Cytochrome c release was monitored by FACS staining with a cytochrome c antibody as described before.21

To quantify ROS production, MEF were seeded in 96 wells and treated as indicated. After washing with PBS, 25 μM DCFDA in PBS was added, incubated at 37 °C for 10 min and fluorescence intensity determined in a microplate reader over 30 min at 485/638 nm.

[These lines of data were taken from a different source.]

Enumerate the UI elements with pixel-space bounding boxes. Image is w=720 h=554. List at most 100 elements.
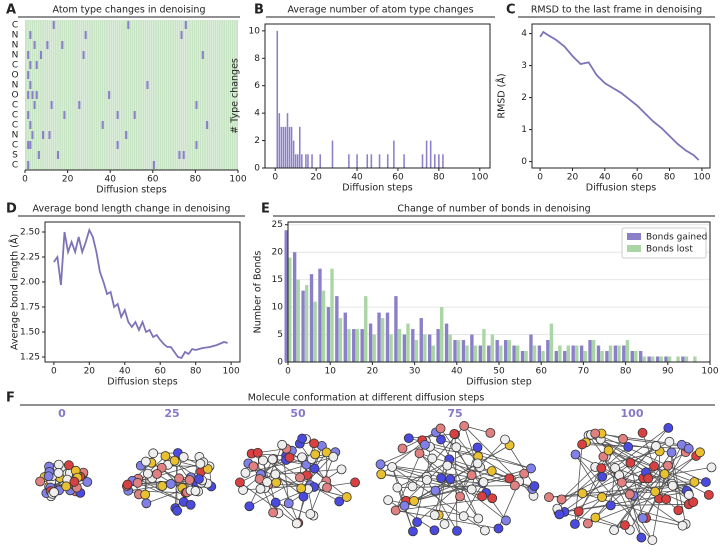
bar xyxy=(414,340,419,362)
atom xyxy=(473,513,484,524)
atom xyxy=(701,477,711,487)
change-event xyxy=(127,21,130,29)
change-event xyxy=(33,101,36,109)
atom xyxy=(661,494,672,505)
plot-frame xyxy=(44,221,241,363)
change-event xyxy=(182,151,185,159)
change-event xyxy=(27,161,30,169)
bar xyxy=(389,334,393,362)
change-event xyxy=(46,41,49,49)
panel-title: Atom type changes in denoising xyxy=(53,5,206,16)
atom xyxy=(519,468,530,479)
atom xyxy=(459,421,470,431)
y-tick-label: 4 xyxy=(254,109,260,119)
x-tick-label: 60 xyxy=(147,175,159,185)
legend-swatch xyxy=(627,233,641,240)
row-label: N xyxy=(12,41,19,51)
step-label: 100 xyxy=(621,407,644,420)
y-tick-label: 2 xyxy=(254,136,260,146)
atom xyxy=(485,427,496,438)
x-tick-label: 40 xyxy=(119,367,131,377)
bar xyxy=(440,307,444,362)
atom xyxy=(53,459,64,470)
change-event xyxy=(48,131,51,139)
bond xyxy=(264,487,299,524)
x-tick-label: 40 xyxy=(104,175,116,185)
plot-frame xyxy=(264,23,491,169)
change-event xyxy=(37,151,40,159)
x-tick-label: 80 xyxy=(190,175,202,185)
x-tick-label: 70 xyxy=(578,367,590,377)
bar xyxy=(549,323,554,362)
atom xyxy=(240,467,251,478)
atom xyxy=(597,471,608,482)
atom xyxy=(420,440,430,450)
row-label: O xyxy=(11,71,18,81)
atom xyxy=(616,477,627,488)
change-event xyxy=(116,111,119,119)
bond xyxy=(434,465,448,516)
bond xyxy=(380,444,426,465)
y-tick-label: 5 xyxy=(277,330,283,340)
atom xyxy=(570,519,580,529)
bar xyxy=(368,323,373,362)
atom xyxy=(573,506,584,517)
atom xyxy=(556,494,567,505)
bar xyxy=(411,329,415,362)
bar xyxy=(394,296,398,362)
atom xyxy=(487,493,498,504)
bond xyxy=(391,466,483,497)
y-tick-label: 0 xyxy=(521,157,527,167)
atom xyxy=(195,458,206,469)
atom xyxy=(477,491,487,502)
bar xyxy=(482,329,486,362)
bond xyxy=(548,481,706,498)
row-label: N xyxy=(12,131,19,141)
atom xyxy=(544,492,554,503)
atom xyxy=(643,473,654,484)
bar xyxy=(478,345,483,362)
bar xyxy=(311,154,313,168)
change-event xyxy=(33,41,36,49)
x-tick-label: 40 xyxy=(451,367,463,377)
bar xyxy=(617,345,621,362)
bar xyxy=(366,154,369,168)
atom xyxy=(625,457,636,468)
atom xyxy=(328,451,339,462)
change-event xyxy=(50,101,53,109)
bar xyxy=(309,274,314,362)
bar xyxy=(634,351,638,362)
bar xyxy=(436,329,440,362)
atom xyxy=(165,479,176,489)
bond xyxy=(564,504,611,513)
bar xyxy=(292,252,297,362)
bond xyxy=(610,503,689,506)
atom xyxy=(152,469,162,479)
bond xyxy=(629,494,642,538)
atom xyxy=(598,451,609,462)
atom xyxy=(451,442,462,453)
bar xyxy=(335,296,339,362)
y-tick-label: 4 xyxy=(521,29,527,39)
x-tick-label: 60 xyxy=(392,173,404,183)
atom xyxy=(618,433,628,444)
bar xyxy=(588,340,592,362)
panel-letter: E xyxy=(261,202,270,217)
atom xyxy=(132,477,143,488)
atom xyxy=(529,481,540,491)
change-event xyxy=(195,101,198,109)
bond xyxy=(575,454,653,541)
x-tick-label: 80 xyxy=(620,367,632,377)
y-axis-label: Number of Bonds xyxy=(253,251,264,334)
y-tick-label: 1.50 xyxy=(20,328,40,338)
atom xyxy=(297,433,308,444)
row-label: N xyxy=(12,51,19,61)
change-event xyxy=(178,151,181,159)
atom xyxy=(63,460,74,471)
x-axis-label: Diffusion steps xyxy=(107,377,178,388)
change-event xyxy=(29,121,32,129)
x-tick-label: 50 xyxy=(493,367,505,377)
bar xyxy=(591,340,596,362)
bar xyxy=(402,334,407,362)
atom xyxy=(409,496,419,506)
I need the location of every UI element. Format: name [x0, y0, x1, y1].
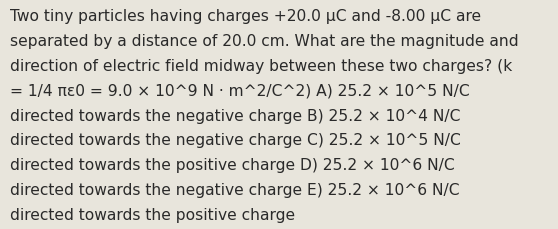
- Text: directed towards the negative charge C) 25.2 × 10^5 N/C: directed towards the negative charge C) …: [10, 133, 461, 148]
- Text: direction of electric field midway between these two charges? (k: direction of electric field midway betwe…: [10, 59, 512, 74]
- Text: directed towards the negative charge B) 25.2 × 10^4 N/C: directed towards the negative charge B) …: [10, 108, 460, 123]
- Text: separated by a distance of 20.0 cm. What are the magnitude and: separated by a distance of 20.0 cm. What…: [10, 34, 519, 49]
- Text: directed towards the negative charge E) 25.2 × 10^6 N/C: directed towards the negative charge E) …: [10, 182, 460, 197]
- Text: Two tiny particles having charges +20.0 μC and -8.00 μC are: Two tiny particles having charges +20.0 …: [10, 9, 481, 24]
- Text: directed towards the positive charge: directed towards the positive charge: [10, 207, 295, 222]
- Text: directed towards the positive charge D) 25.2 × 10^6 N/C: directed towards the positive charge D) …: [10, 158, 455, 172]
- Text: = 1/4 πε0 = 9.0 × 10^9 N · m^2/C^2) A) 25.2 × 10^5 N/C: = 1/4 πε0 = 9.0 × 10^9 N · m^2/C^2) A) 2…: [10, 83, 470, 98]
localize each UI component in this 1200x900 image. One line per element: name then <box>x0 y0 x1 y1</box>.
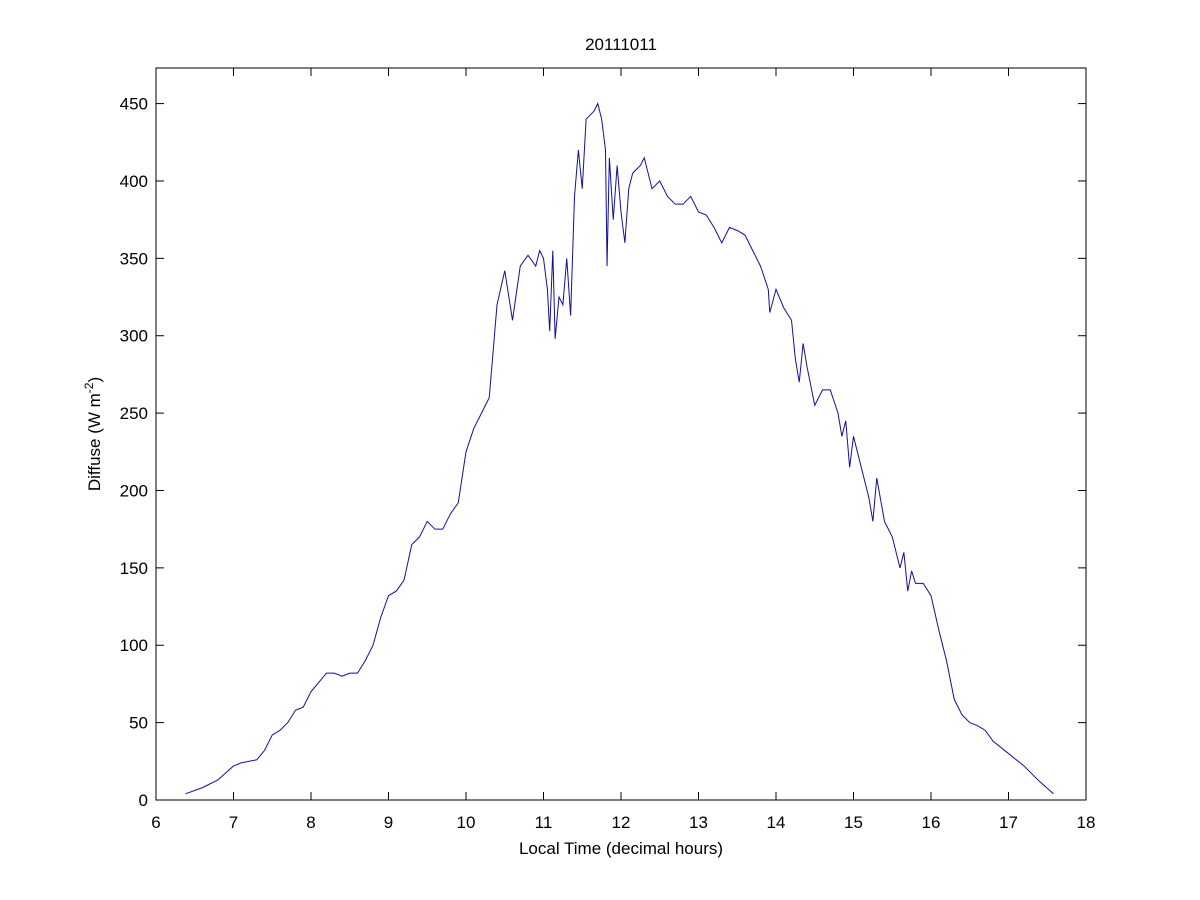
x-tick-label: 11 <box>535 813 553 832</box>
x-tick-label: 17 <box>999 813 1018 832</box>
x-tick-label: 14 <box>767 813 786 832</box>
y-label-sup: -2 <box>82 382 96 393</box>
y-tick-label: 300 <box>120 327 148 346</box>
y-tick-label: 250 <box>120 404 148 423</box>
y-label-text: Diffuse (W m <box>85 393 104 491</box>
x-axis-label: Local Time (decimal hours) <box>519 839 723 858</box>
x-tick-label: 13 <box>689 813 708 832</box>
y-tick-label: 400 <box>120 172 148 191</box>
x-tick-label: 10 <box>457 813 476 832</box>
y-label-suffix: ) <box>85 377 104 383</box>
x-tick-label: 9 <box>384 813 393 832</box>
data-line <box>185 102 1054 795</box>
x-tick-label: 12 <box>612 813 631 832</box>
x-tick-label: 7 <box>229 813 238 832</box>
plot-box <box>155 67 1087 801</box>
x-tick-label: 8 <box>306 813 315 832</box>
x-tick-label: 18 <box>1077 813 1096 832</box>
y-tick-label: 200 <box>120 481 148 500</box>
chart-title: 20111011 <box>585 35 657 54</box>
y-tick-label: 350 <box>120 249 148 268</box>
x-tick-label: 16 <box>922 813 941 832</box>
y-tick-label: 450 <box>120 95 148 114</box>
x-tick-label: 6 <box>151 813 160 832</box>
y-tick-label: 100 <box>120 636 148 655</box>
y-axis-label: Diffuse (W m-2) <box>82 377 104 491</box>
y-tick-label: 50 <box>129 714 148 733</box>
x-tick-label: 15 <box>844 813 863 832</box>
y-tick-label: 150 <box>120 559 148 578</box>
y-tick-label: 0 <box>139 791 148 810</box>
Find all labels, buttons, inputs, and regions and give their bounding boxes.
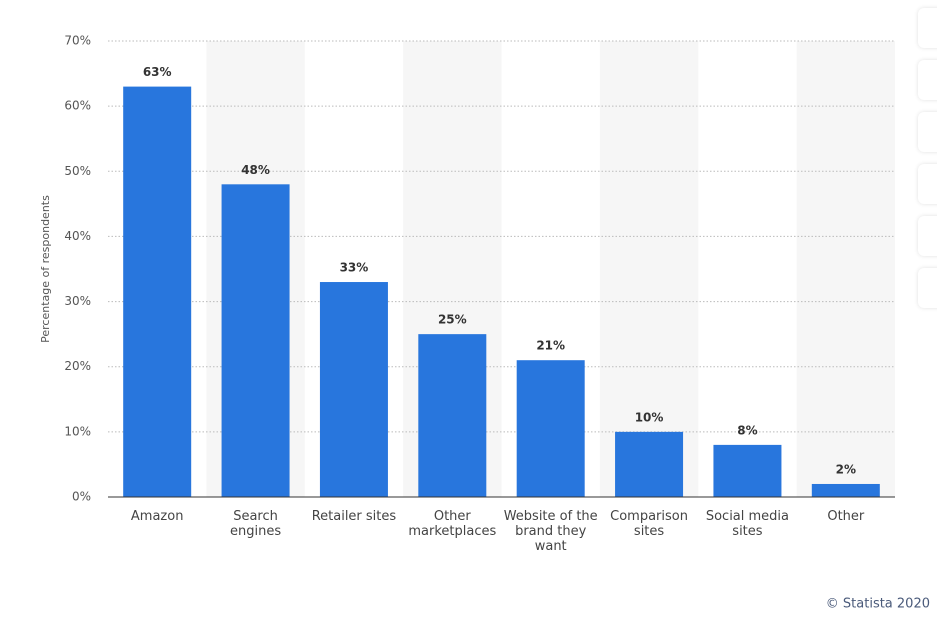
value-label: 25% — [438, 313, 467, 327]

Transfection of siRNA targeting IKKβ (Sequence: 5′-AAACCAGAAUCCAGGAAGATT-3′) was performed with Metafectene (Biontex, Martinsried, Germany). Cells were replated 2 days after transfection for further analysis.

Immunoblotting

Cells were washed with PBS, harvested by trypsinization, washed again in PBS and one half boiled at 95 °C for 5 minutes in SDS-lysis buffer (62.5 mM Tris-HCl, pH 6.8, 2% SDS, 10% glycerol, 50 mM DTT, 0.01% w/v bromophenol blue), whereas the other half was lysed in RIPA buffer (150 mM NaCl, 50 mM Tris, 1% v/v NP40, 0.5% v/v sodium deoxycholate, 0.1% v/v SDS) and used for protein quantification by Bradford. After sonication of the SDS-boiled samples, 50 μg of the lysates were loaded and run on a 4–20% gradient gel (Lonza, Vienna, Austria) and subsequently transferred to Hybond ECL nitrocellulose membranes (GE Healthcare, Vienna, Austria) by electroblotting. After incubation with the indicated antibodies, proteins were visualised by chemoluminescence (Pierce, Vienna, Austria).

Immunofluorescence

MEF were seeded in six wells onto sterilised glass cover slips and left to adhere overnight. Then cells were treated as indicated and after various time points washed with PBS and fixed with 4% PFA in PBS for 20 min at room temperature. Following three washes with PBS, cells were concurrently permeabilised and unspecific binding blocked by 1 h incubation with PBS containing 0.1% Tween20, 1% BSA and 10% FCS. Next, cells were incubated with α-p65 antibody (1:100) in blocking solution at 4 °C overnight, washed again for three times with PBS and incubated with α-rabbit AlexaFluor 488 secondary antibody in blocking solution for 1 h at room temperature. Finally, cells were briefly washed again, incubated with DAPI (2 μg/ml) for 10 min and mounted on microscope slides with Vectashield. Nuclear localisation of p65 was evaluated by imaging cells under a Nikon Eclipse E800 fluorescence microscope equipped with a × 20/0.75 Plan Apo objective and then manually counting cells in which p65 fluorescence in the nucleus was equal to or exceeded that of the cytoplasm in a blinded fashion. For staining of p53 (1:100) the same protocol was applied, whereas for 53BP1 staining (1:50) cells were fixed with methanol for 4 min at −20 °C, permeabilised with acetone for 4 min at −20 °C and blocked using 8% BSA in PBS-Tween20. Images were acquired on a fluorescence microscope and 53BP1 foci per cell were evaluated using the Image J software (NIH, Bethesda, MF, USA).

Cytokine measurement

Serum levels of IL-1β, IL-6, IL-10, IFNγ and TNFα in peripheral blood were monitored using the BioRad Bioplex Pro Mouse Th17 or the MIP-2 Kit as described by the manufacturer. Briefly, proteins in 12.5 μl serum were coupled to beads on a Bioplex 96-well plate and were detected by adding 1.5 μl of group 1 or MIP-2 detection-antibodies and secondary strep-PE antibodies. Fluorescence intensities were measured using a Bio-Rad Bioplex Suspension Array System, and were compared to dilution signals of Bioplex Pro Mouse Cytokine Standard Group I and II.

ELISA

To determine cytokine levels in the supernatant of MEF, 800 000 cells were plated in 3-cm dishes and medium was changed the following day before treatment. Supernatant was collected at the indicated times and used for ELISA for TNFα or IL-6 according to the manufacturer’s conditions (BioLegend TNFα ELISA#430901 or IL-6 ELISA #431301).